Eine klare Tendenz sieht Degn-Christensen in den Kooperationen mit lokalen Kreativen, wenn die japanische Möbelmarke Stellar Works mit New Yorker Calico Wallpaper ihre Präsentation von dem Emirati Omar Al Gurk gestalten ließ. Das royal geförderte Zentrum Tashkeel dagegen setzt auf junge, lokalen Designer mit Lampen aus Dattelkernen und Hockern aus verdichtetem Sand, deren Farbigkeit an die Schönheit der Wüste erinnert.
Ihr als ´historische Moderne´ geltendes Gebäude aus den frühen 1980er Jahren wird gerade massiv ausgebaut für mietbare Ateliers, Werkstätten für Keramik bis zu Druckverfahren und Masterklassen für Kreativität. Bei einem Besuch des nahezu fertiggestellten Areals berichtete eine Mitarbeiterin, die Nachfrage nach Ausbildungsangeboten in dem weitgefassten Design-Sektor sei enorm.
Dubai boomt
Warum auf der Messe ausgerechnet die kleine Sektion namens Editions, die mit 28 Mini-Ständen am hinteren Rand des Zeltes ganz explizit Kunst und Design zusammenbringen will, von trauriger Mittelmäßigkeit und hohem Kitschverdacht geprägt war, bleibt bei so viel Engagement unerklärlich. Gerade hier könnte die Programmatik der alles umfassenden Kreativität noch einmal spannend aufgegriffen werden – zumal der Marktplatz Dubai gerade boomt. Die Messe wurde von Fach- und Konsumentenpublikum gestürmt, die Standmitarbeiter waren im Dauereinsatz und die Vertragsabschlüsse spiegelten die enorme Expansion des Emirats mit immer mehr Apartmenttürmen wider.
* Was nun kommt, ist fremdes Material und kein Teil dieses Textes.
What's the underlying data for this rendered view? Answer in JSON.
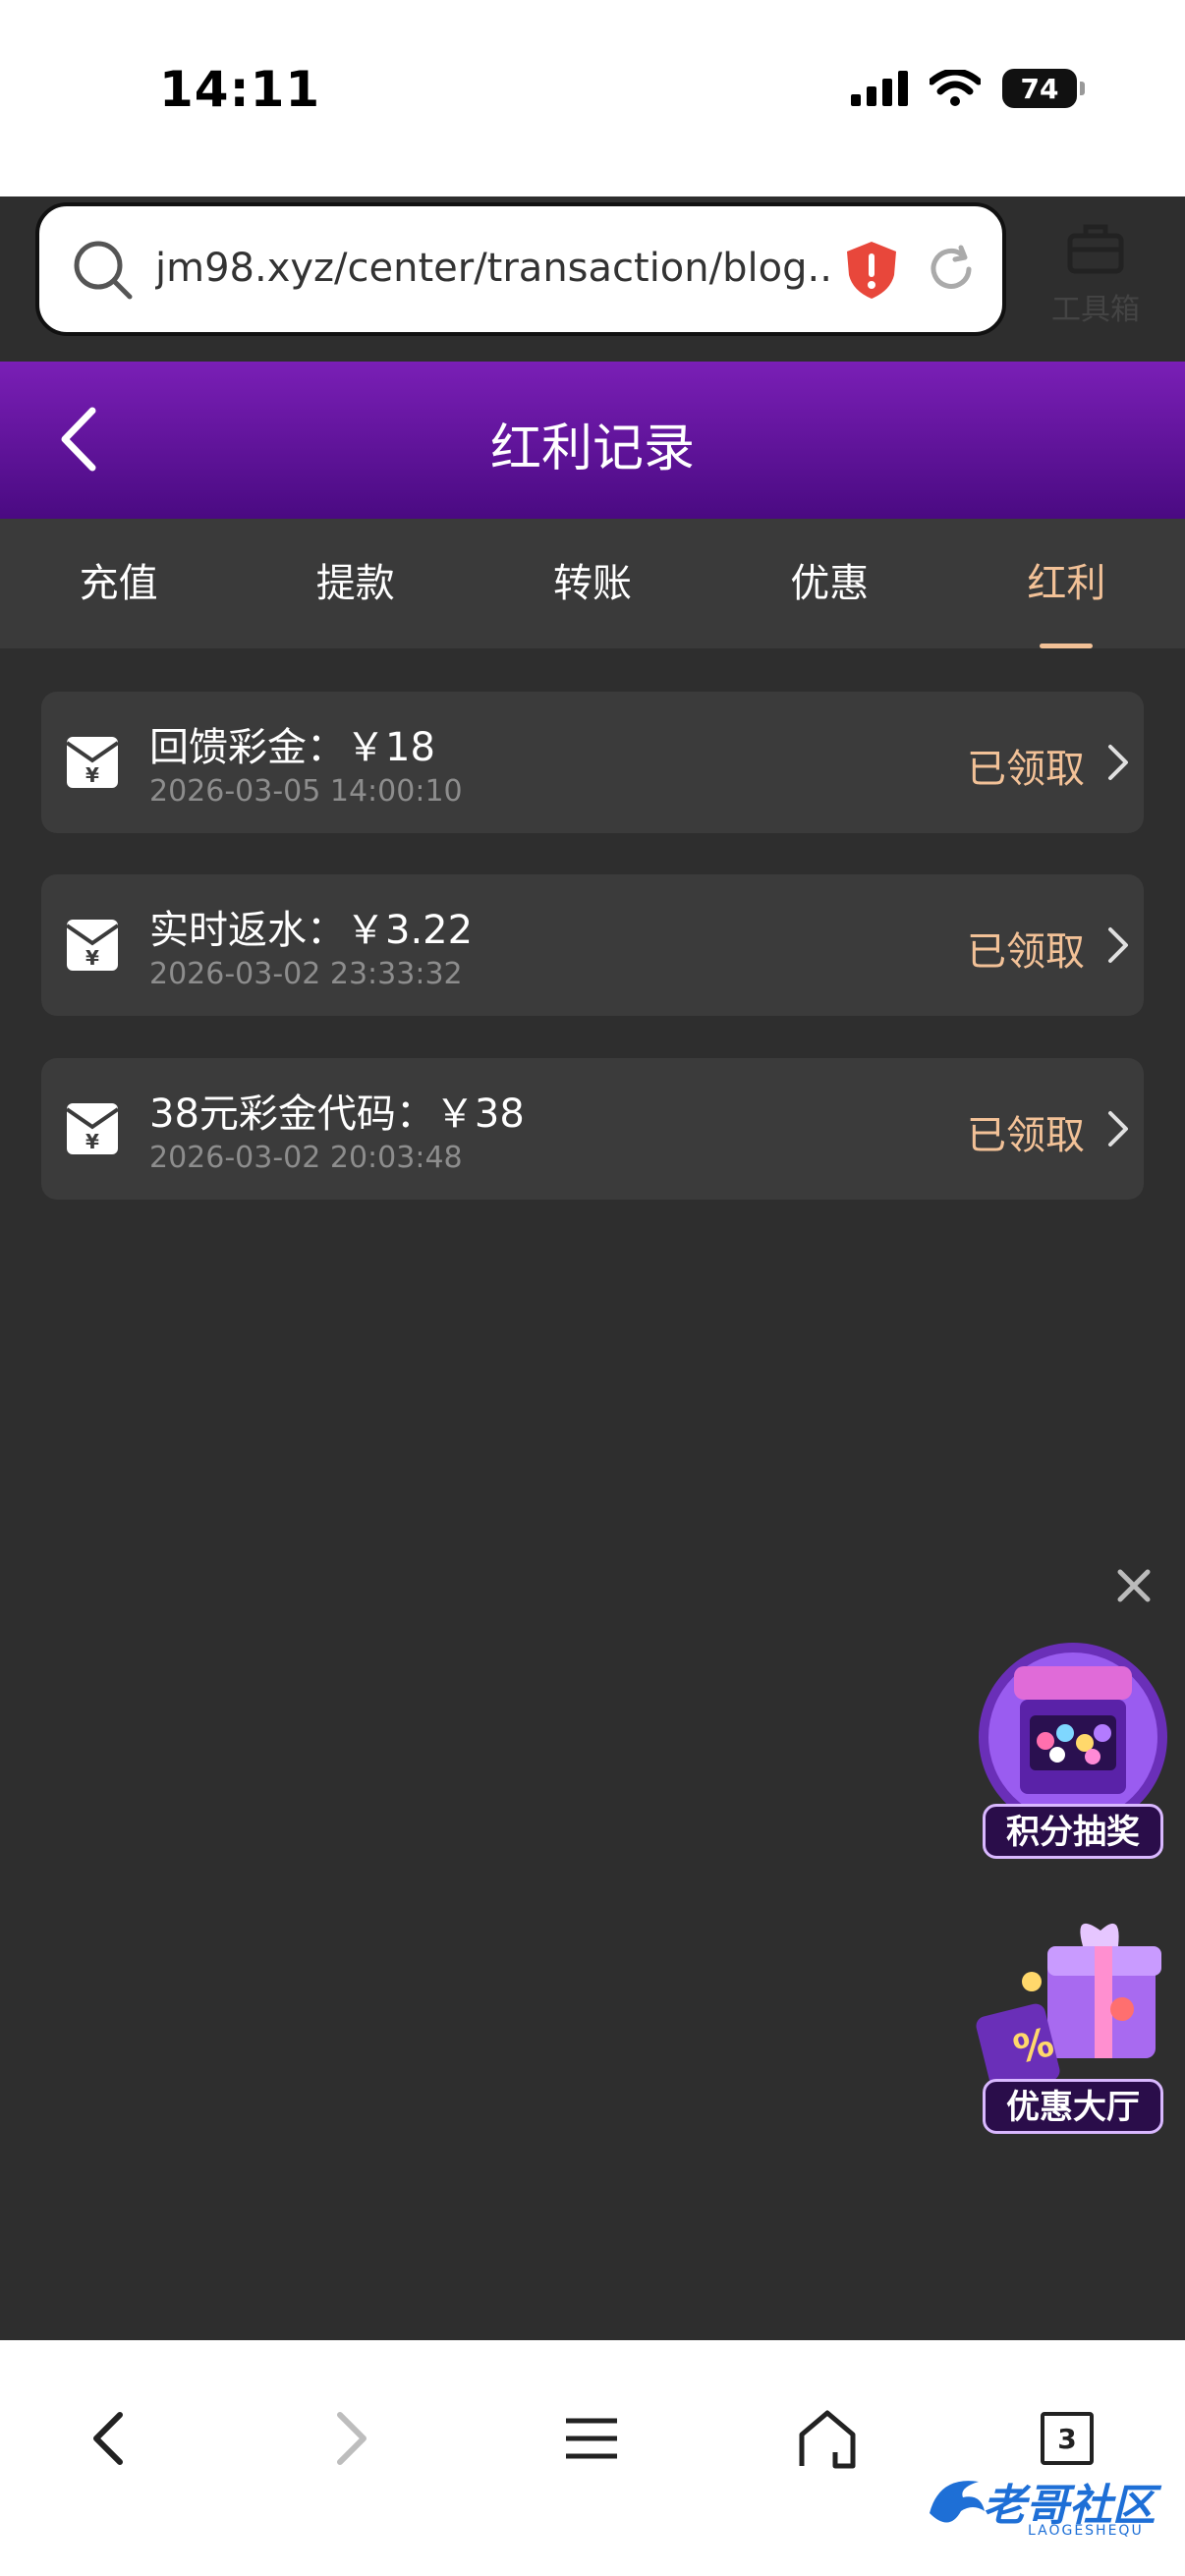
{
  "status_bar": {
    "time": "14:11",
    "battery": "74"
  },
  "browser": {
    "url": "jm98.xyz/center/transaction/blog....",
    "toolbox_label": "工具箱"
  },
  "header": {
    "title": "红利记录"
  },
  "tabs": [
    {
      "label": "充值"
    },
    {
      "label": "提款"
    },
    {
      "label": "转账"
    },
    {
      "label": "优惠"
    },
    {
      "label": "红利",
      "active": true
    }
  ],
  "records": [
    {
      "title": "回馈彩金：￥18",
      "date": "2026-03-05 14:00:10",
      "status": "已领取"
    },
    {
      "title": "实时返水：￥3.22",
      "date": "2026-03-02 23:33:32",
      "status": "已领取"
    },
    {
      "title": "38元彩金代码：￥38",
      "date": "2026-03-02 20:03:48",
      "status": "已领取"
    }
  ],
  "promos": {
    "lottery_label": "积分抽奖",
    "offers_label": "优惠大厅"
  },
  "bottom_nav": {
    "tab_count": "3"
  },
  "watermark": {
    "text": "老哥社区",
    "sub": "LAOGESHEQU"
  },
  "colors": {
    "accent": "#f2c197",
    "header_top": "#7a1fb6",
    "header_bottom": "#4a0a82",
    "background": "#2e2e2e"
  }
}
Neues Stadtviertel, neuer Flughafen, neue Zuglinie
Laut der nationalen „Khaleej Times“ entstanden heuer 74.000 Luxusappartments, die Bevölkerungszahl stieg um rund 200.000 Personen – der permanente Verkehrsstau in Downtown lässt das täglich spürbar werden. Gerade wurde angekündigt, dass die zentralen Straßen mit weiteren Spuren verbreitert werden. Bald soll in Dubai South Richtung Abu Dhabi ein neuer Stadtteil für bis zu einer Millionen Menschen rund um den geplanten Megaflughafen al-Maktoum mit fünf Terminals und 400 Gates entstehen. Aber nicht nur national wird expanidert. 2030 soll die DCC genannte neue Zuglinie entlang der Küste fertig sein, die sechs arabische Golfstaaten vom Oman über die Emirate, Saudi-Arabien bis Kuwait verbinden wird.
Bei all diesen Plänen verwundert es nicht, dass der Kreativitätssektor nicht nur in Dubai, sondern auch bei den Nachbarn ausgebaut wird. Gerade wurde die Übernahme der Abu Dhabi Artfair von der Kunstmesse Frieze ab November 2026 angekündigt, und Anfang Februar wird die Premiere der Art Basel Qatar in Doha eröffnen.